In the multi-sport periodical realm, “The other Dr. J.” has been a regular columnist with The Beast (of the East) (1985-86), The East Coast Triathlete (1987-89), the national monthly Triathlon Today! (1988-1993), the Triathlon Federation/USA's monthly Triathlon Times (1990-91), the American Medical Athletic Association Quarterly, then Journal (1999-, for which he has been Editor-in-Chief since 2002), and americanTRI magazine (2002-04). Presently he writes a regular feature for USA-Triathlon Life under the title “Ordinary Mortals®: Talking Triathlon with Steve Jonas.” Also with USA-Triathlon, he was a member of the National Coaching Commission (2000-02).

 

He is a Fellow of the New York Academy of Sciences (elected), the American College of Preventive Medicine, the American Public Health Association (40 year member), the New York Academy of Medicine, and the Royal Society of Medicine (UK). He is the recipient (2006) of the Association for Prevention Teaching and Research’s Duncan Clark Award for Lifetime Achievement.

 

In the field of health policy analysis, the book for which he was the founding editor, Health Care Delivery in the United States (New York: Springer Publishing Co., 1977, 1st ed.) was the first textbook of its kind in the field.

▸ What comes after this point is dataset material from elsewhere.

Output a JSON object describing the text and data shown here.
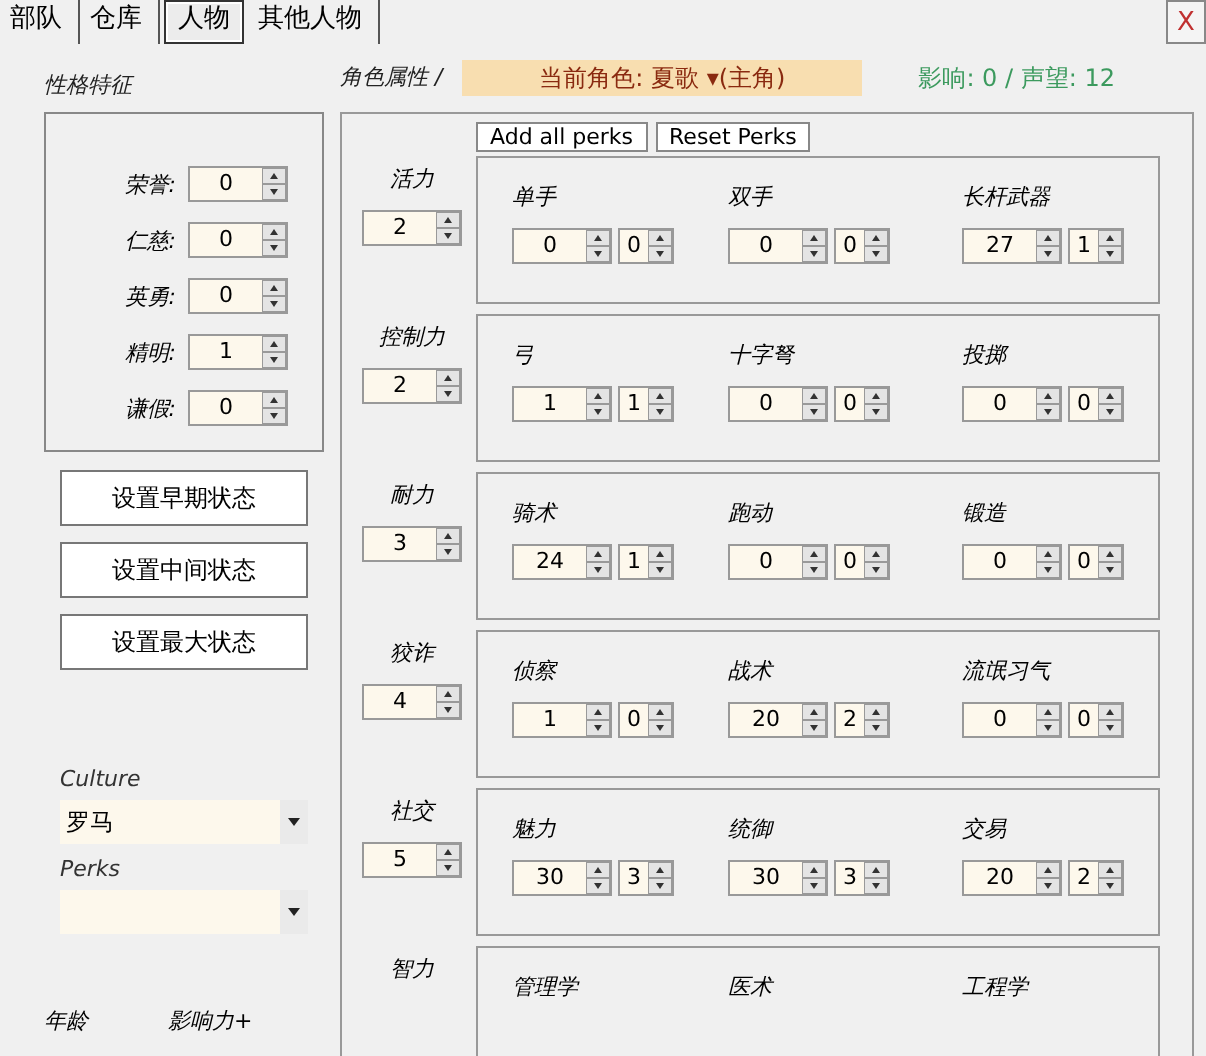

That book (with which Dr. Jonas is no longer actively involved), now known as Jonas-Kovner's Health Care Delivery in the United States, is currently in its 9th edition (2008). Reflecting his broad range of interests, he was, for example, the Founding Editor of the Springer Publishing Co. Series on Medical Education; during the 1980s, he was one of the early developers of the "Public Health Approach to the Drug Problem" (his chapter on that subject appears in the textbook Substance Abuse, 4th ed. [Philadelphia: Lippincott, Williams and Wilkins, 2005]); and of the "Co-Factor Hypothesis to Explain the Natural History of AIDS."

 

 

He is married to Mrs. Chezna Newman of New York City, has two adult children of his own, Jacob and Lillian, both elementary school teachers, a step-son Mark Newman, an architect and webdesigner/master (at consciousexpressions.com) and two grandchildren, Nathan Harold Wain and Adam Jonas Wain.